In "The Full Glass," the final story in John Updike's final book, the narrator, recollecting the moments of greatest joy in his long life, recalls visiting a relative's farm as a boy and being taken to a spring. "Spidery water striders walked on its surface," Updike writes, "and the dimples around their feet threw inter-locking golden-brown rings onto the sandy bottom." It is an unassuming description and yet miraculously exact. Another writer might have given us "bugs on the clear water" or the like, but Updike sees the shadows cast by the indentation made by the insects' feet and he sees the color of those shadows and the texture of the ground on which they fall. The "tin dipper" he uses to drink from the spring connects back to the full glass of the title and later in the story the narrator, lying in bed with his wife, "can't fall back into unconsciousness, like a water strider held aloft on the surface tension of her beautiful stillness."
Here, then, on display one last time, are the cardinal virtues of a writer who bestrode the American literary landscape for more than half a century: a virtuosic talent for sensual description, the seemingly effortless weaving of image and theme, and an almost Proustian capacity to absorb the reader in the quiddities of childhood and adolescence.
The jacket copy for "My Father's Tears" does not lie when it says the book finds Updike in a "valedictory mood." In one of the best stories in the collection, "Free," an aging widower visits an old lover, turned hard now in the Florida sun, and decides not to reconsumate the affair, returning instead to the inn where he used to vacation with his wife. "The Guardians" and "Kinderszenen" are less stories than fragments of memoir treating the Depression-era Pennsylvania upbringing that provided a seemingly endless wellspring for Updike's imagination.
This is a book full of reunions - with old lovers, with high school classmates, with aging friends at country clubs; and full of men casting a wistful eye on girls and women who represent a vitality long gone.

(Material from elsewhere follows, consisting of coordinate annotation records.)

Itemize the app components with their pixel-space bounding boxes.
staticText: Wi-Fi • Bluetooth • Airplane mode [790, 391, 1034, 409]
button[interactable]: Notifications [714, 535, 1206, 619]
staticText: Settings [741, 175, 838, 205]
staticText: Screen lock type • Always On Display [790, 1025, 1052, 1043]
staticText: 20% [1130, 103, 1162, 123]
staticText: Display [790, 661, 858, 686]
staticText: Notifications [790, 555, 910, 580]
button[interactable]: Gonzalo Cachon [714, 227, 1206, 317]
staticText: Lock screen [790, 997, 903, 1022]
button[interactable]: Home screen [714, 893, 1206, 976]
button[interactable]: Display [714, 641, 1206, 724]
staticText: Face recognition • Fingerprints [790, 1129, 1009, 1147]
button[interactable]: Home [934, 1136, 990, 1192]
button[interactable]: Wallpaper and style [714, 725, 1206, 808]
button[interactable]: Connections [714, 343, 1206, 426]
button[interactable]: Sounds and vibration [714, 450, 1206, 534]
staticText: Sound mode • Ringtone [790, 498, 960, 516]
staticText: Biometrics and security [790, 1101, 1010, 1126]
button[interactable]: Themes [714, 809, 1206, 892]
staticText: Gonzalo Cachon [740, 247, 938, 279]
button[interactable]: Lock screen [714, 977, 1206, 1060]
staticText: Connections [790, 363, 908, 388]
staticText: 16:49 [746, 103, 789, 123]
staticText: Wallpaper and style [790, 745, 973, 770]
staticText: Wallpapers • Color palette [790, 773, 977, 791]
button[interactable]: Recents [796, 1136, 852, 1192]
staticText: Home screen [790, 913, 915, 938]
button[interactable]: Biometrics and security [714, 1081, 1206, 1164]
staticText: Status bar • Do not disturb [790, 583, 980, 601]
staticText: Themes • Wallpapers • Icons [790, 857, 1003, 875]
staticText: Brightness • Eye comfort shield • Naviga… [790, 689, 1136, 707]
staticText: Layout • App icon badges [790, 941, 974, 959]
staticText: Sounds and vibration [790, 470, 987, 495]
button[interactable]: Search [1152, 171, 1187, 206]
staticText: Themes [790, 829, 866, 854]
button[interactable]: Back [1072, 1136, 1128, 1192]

In "A Walk With Elizanne," David Kern returns with his second wife to the 50th high school reunion in Olinger, the fictional town of Updike's earliest and finest short stories, where a woman he barely recognizes reminds him that he was the first boy to kiss her. This occasions a long reverie and a thought that could well be the subtitle of this book: "For a man there is no antidote to death but a woman."

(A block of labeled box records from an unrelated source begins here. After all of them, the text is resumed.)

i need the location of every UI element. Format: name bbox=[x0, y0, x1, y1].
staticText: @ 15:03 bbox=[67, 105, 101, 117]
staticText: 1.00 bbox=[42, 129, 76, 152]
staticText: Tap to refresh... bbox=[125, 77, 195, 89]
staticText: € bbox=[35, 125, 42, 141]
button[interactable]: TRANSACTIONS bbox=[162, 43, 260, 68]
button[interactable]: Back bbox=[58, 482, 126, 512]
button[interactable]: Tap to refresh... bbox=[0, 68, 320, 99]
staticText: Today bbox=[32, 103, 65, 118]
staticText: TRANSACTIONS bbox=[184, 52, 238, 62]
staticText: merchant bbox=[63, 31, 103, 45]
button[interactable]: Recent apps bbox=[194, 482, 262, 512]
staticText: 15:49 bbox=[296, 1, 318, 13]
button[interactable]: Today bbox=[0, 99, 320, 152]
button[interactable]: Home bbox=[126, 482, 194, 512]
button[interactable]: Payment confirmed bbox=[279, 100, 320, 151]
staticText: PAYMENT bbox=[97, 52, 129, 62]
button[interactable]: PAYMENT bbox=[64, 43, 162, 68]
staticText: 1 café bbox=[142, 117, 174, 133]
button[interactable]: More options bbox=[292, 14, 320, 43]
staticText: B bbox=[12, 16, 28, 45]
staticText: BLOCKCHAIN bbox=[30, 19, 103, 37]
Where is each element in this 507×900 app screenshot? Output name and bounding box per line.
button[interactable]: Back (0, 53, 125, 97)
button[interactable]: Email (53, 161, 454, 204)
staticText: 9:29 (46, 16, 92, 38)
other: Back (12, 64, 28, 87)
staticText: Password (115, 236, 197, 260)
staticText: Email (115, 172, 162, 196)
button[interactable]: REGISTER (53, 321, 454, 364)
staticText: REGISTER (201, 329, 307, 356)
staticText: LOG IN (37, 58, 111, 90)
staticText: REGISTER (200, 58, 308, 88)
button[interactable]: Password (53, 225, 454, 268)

Also on display in "My Father's Tears" are what some consider Updike's cardinal sins: his indifference to plot (many of the narratives here are little more than excuses for recollection), the repetitiveness of subject matter (12 of the 18 stories circle around suburban infidelities and divorce, or memories thereof), and the pervading solipsism of the (always) male protagonists (the narrator of "The Full Glass," for example, is relieved that a woman with whom he once had an affair is now dead because it "removes a confusing presence from the world").

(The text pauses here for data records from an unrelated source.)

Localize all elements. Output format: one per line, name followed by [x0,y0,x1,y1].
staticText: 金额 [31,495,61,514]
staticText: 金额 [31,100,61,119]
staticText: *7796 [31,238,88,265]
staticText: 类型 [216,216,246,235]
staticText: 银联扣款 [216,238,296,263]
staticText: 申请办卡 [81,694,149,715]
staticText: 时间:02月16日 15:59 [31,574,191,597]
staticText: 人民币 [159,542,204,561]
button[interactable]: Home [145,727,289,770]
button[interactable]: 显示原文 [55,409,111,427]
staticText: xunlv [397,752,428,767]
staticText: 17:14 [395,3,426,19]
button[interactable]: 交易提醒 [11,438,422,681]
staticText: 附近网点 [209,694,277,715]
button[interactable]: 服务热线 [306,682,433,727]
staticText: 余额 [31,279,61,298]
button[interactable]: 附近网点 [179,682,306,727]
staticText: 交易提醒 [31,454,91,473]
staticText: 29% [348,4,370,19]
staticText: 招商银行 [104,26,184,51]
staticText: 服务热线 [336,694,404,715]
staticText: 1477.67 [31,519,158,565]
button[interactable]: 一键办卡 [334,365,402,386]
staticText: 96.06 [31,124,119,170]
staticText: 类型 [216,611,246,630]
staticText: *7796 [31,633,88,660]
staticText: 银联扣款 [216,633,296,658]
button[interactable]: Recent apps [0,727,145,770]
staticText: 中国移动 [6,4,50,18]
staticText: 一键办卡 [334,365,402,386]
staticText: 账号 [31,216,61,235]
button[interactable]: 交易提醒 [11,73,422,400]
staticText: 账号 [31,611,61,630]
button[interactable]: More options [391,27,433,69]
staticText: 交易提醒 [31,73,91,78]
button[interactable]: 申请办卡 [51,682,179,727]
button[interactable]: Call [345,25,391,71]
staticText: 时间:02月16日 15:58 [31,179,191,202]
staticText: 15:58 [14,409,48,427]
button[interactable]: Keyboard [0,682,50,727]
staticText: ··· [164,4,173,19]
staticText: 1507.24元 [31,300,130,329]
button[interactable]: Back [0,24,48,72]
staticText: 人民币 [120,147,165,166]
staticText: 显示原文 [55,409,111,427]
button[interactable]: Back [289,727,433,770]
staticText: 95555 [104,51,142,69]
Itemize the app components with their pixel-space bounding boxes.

And indeed, the issue of gender aside, it can be infuriating and even a touch macabre to read about a man reliving with his classmates jokes that date to grade school. It's in these moments where one feels that, notwithstanding his nuance, Updike has nuzzled a bit too comfortably up against the soft underbelly of American sentimentality, a gauzy, untroubled retrospect that one could fairly say he himself helped to fashion, at least in its literary manifestation.
And yet, in maddeningly circular fashion, this is also one his virtues: He risks sentiment, something many young writers today avoid for fear of appearing gullible or overly earnest. Thus, in the strongest and mostly clearly autobiographical title story of the book, Updike gives us a gently moving account of his relationship to his father, refracted through a beautifully limpid description of getting to know his father-in-law as a young man in Vermont, and bringing his wife home for the first time, circling around to his own father's death. The story's only plot is memory, the setting is familiar, the tone elegiac. And it works. It's honest and complex and philosophical without pretense.
Coming at the end of a career as prolific as Updike's, "My Father's Tears" will most likely be recorded as a minor event, a compilation of B-sides to more fully formed versions of the same material. In this sense, it may be more for the aficionado than the causal reader. But, to use the author's own words at the end of his last story, "If I can read this strange old guy's mind aright, he's drinking a toast to the visible world, his impending disappearance from it be damned."